The cast never seems entirely unaware of the camera.  In fact, Reygadas isn't afraid to allow their eyes to occasionally look directly into the lens (he even composes a number of shots to do so intentionally).  Though the leads give us breathtaking moments of unguarded emotion, several of the actors are stiff, and all have moments of deflated naturalism.  But somehow this works to elevate the film rather than distract from it: somehow it simultaneously highlights the allegorical nature of the story while managing to capture something raw and uber-natural about the actors as human beings.  One gets lost in the story, then in the very fact that a story is being told, then in the awareness of the actors of their place within that story, and then yet again in the relationship of that story to the great narrative that is existence itself, and then brought back into the role of film as a fabricator and molder of that existence.  Indeed, time itself is as much a subject of the film as the characters who wish to stall, speed up, or reverse it.
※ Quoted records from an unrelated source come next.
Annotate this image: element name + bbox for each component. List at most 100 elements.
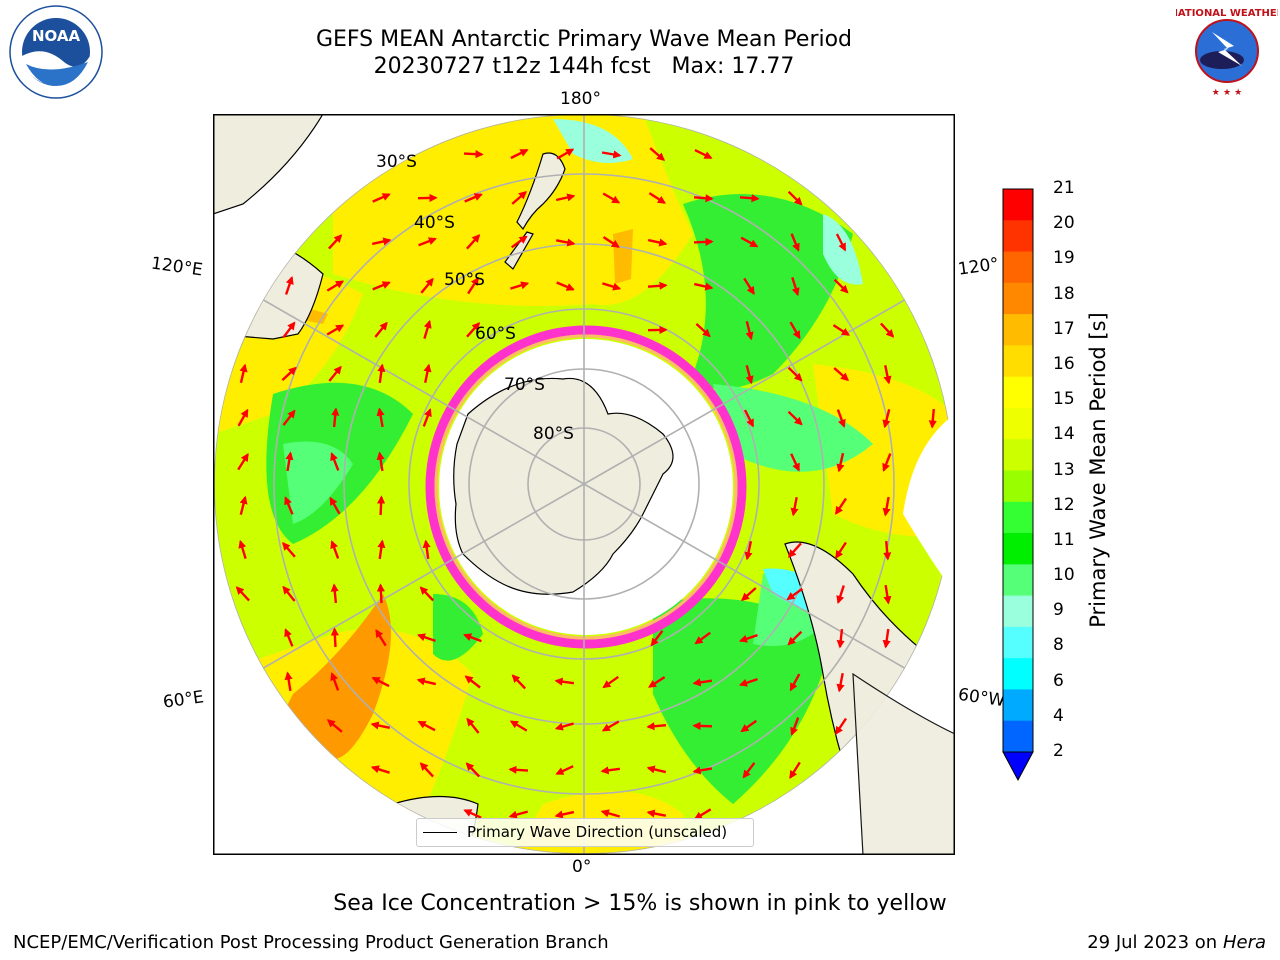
colorbar-tick-label: 19: [1053, 248, 1075, 269]
wave-direction-arrow: [376, 583, 385, 604]
wave-direction-arrow: [745, 364, 754, 385]
wave-direction-arrow: [694, 149, 713, 159]
map-legend: Primary Wave Direction (unscaled): [416, 818, 754, 847]
wave-direction-arrow: [419, 762, 434, 778]
wave-direction-arrow: [416, 677, 437, 686]
nws-logo: NATIONAL WEATHER ★ ★ ★: [1170, 2, 1280, 100]
wave-direction-arrow: [372, 281, 391, 291]
wave-direction-arrow: [600, 809, 621, 818]
colorbar-band: [1003, 314, 1033, 346]
wave-direction-arrow: [508, 765, 529, 774]
colorbar: [1002, 188, 1034, 784]
lat-label-40s: 40°S: [414, 213, 455, 233]
legend-label: Primary Wave Direction (unscaled): [467, 823, 728, 841]
wave-direction-arrow: [285, 451, 294, 472]
wave-direction-arrow: [646, 765, 667, 774]
wave-direction-arrow: [419, 586, 435, 602]
wave-direction-arrow: [650, 630, 664, 647]
colorbar-band: [1003, 439, 1033, 471]
wave-direction-arrow: [330, 672, 340, 691]
wave-direction-arrow: [377, 363, 386, 384]
wave-direction-arrow: [237, 408, 249, 427]
wave-direction-arrow: [693, 237, 714, 246]
wave-direction-arrow: [418, 237, 437, 247]
wave-direction-arrow: [738, 633, 758, 643]
wave-direction-arrow: [508, 810, 529, 819]
wave-direction-arrow: [556, 281, 575, 291]
colorbar-band: [1003, 282, 1033, 315]
wave-direction-arrow: [282, 409, 296, 426]
wave-direction-arrow: [883, 540, 892, 561]
wave-direction-arrow: [648, 192, 666, 204]
lat-label-30s: 30°S: [376, 152, 417, 172]
wave-direction-arrow: [330, 452, 340, 471]
sea-ice-caption: Sea Ice Concentration > 15% is shown in …: [333, 891, 947, 916]
footer-credit: NCEP/EMC/Verification Post Processing Pr…: [13, 932, 609, 953]
legend-line-icon: [423, 832, 457, 833]
wave-direction-arrow: [601, 150, 622, 159]
colorbar-tick-label: 17: [1053, 318, 1075, 339]
footer-date-text: 29 Jul 2023 on: [1087, 932, 1218, 953]
wave-direction-arrow: [790, 453, 800, 472]
wave-direction-arrow: [328, 234, 343, 250]
lat-label-70s: 70°S: [504, 375, 545, 395]
wave-direction-arrow: [742, 762, 756, 779]
wave-direction-arrow: [329, 496, 341, 515]
wave-direction-arrow: [647, 238, 668, 247]
wave-direction-arrow: [463, 809, 482, 819]
wave-direction-arrow: [237, 453, 249, 471]
colorbar-band: [1003, 626, 1033, 659]
wave-direction-arrow: [694, 631, 711, 645]
wave-direction-arrow: [281, 366, 297, 381]
wave-direction-arrow: [882, 453, 892, 472]
wave-direction-arrow: [284, 671, 293, 692]
wave-direction-arrow: [371, 676, 390, 688]
wave-direction-arrow: [835, 541, 847, 559]
lat-label-80s: 80°S: [533, 424, 574, 444]
wave-direction-arrow: [835, 497, 847, 515]
wave-direction-arrow: [646, 809, 667, 818]
wave-direction-arrow: [330, 583, 339, 604]
wave-direction-arrow: [743, 409, 755, 428]
noaa-logo: NOAA: [4, 4, 104, 100]
wave-direction-arrow: [554, 810, 575, 819]
wave-direction-arrow: [602, 236, 620, 248]
wave-direction-arrow: [882, 496, 891, 517]
wave-direction-arrow: [416, 633, 436, 643]
wave-direction-arrow: [511, 674, 527, 690]
wave-direction-arrow: [787, 366, 803, 382]
wave-direction-arrow: [789, 673, 801, 692]
wave-direction-arrow: [648, 676, 666, 688]
lon-label-60e: 60°E: [161, 687, 206, 713]
colorbar-tick-label: 16: [1053, 353, 1075, 374]
wave-direction-arrow: [284, 628, 294, 647]
wave-direction-arrow: [787, 630, 803, 646]
wave-direction-arrow: [739, 194, 760, 203]
wave-direction-arrow: [791, 277, 800, 297]
wave-direction-arrow: [790, 496, 799, 517]
colorbar-tick-label: 21: [1053, 178, 1075, 198]
wave-direction-arrow: [740, 236, 759, 248]
wave-direction-arrow: [463, 633, 482, 643]
wave-direction-arrow: [326, 280, 345, 292]
lon-label-120e: 120°E: [149, 253, 204, 281]
wave-direction-arrow: [833, 278, 849, 294]
wave-direction-arrow: [835, 233, 847, 252]
footer-date: 29 Jul 2023 on Hera: [1087, 932, 1266, 953]
colorbar-tick-label: 13: [1053, 459, 1075, 480]
wave-direction-arrow: [377, 539, 386, 560]
colorbar-tick-label: 15: [1053, 389, 1075, 410]
wave-direction-arrow: [509, 720, 528, 732]
wave-direction-arrow: [376, 407, 385, 428]
colorbar-band: [1003, 345, 1033, 378]
wave-direction-arrow: [556, 148, 575, 160]
wave-direction-arrow: [377, 495, 386, 516]
wave-direction-arrow: [282, 585, 296, 602]
wave-direction-arrow: [371, 237, 392, 246]
colorbar-band: [1003, 564, 1033, 597]
wave-direction-arrow: [423, 319, 432, 339]
wave-direction-arrow: [417, 720, 436, 732]
wave-direction-arrow: [602, 282, 622, 291]
wave-direction-arrow: [647, 281, 668, 290]
colorbar-tick-label: 20: [1053, 213, 1075, 234]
There is a scene of sheer cinematic beauty in which all of the children bathe together in a river.  Their innocence and purity of being is manifest when they lose themselves in the moment and behave as true children, but then reaffirmed rather than broken when a little girl's eyes wander into the lens.  In these moments, one cannot help but be grateful for bearing witness to such a true, though constructed, moment of shining.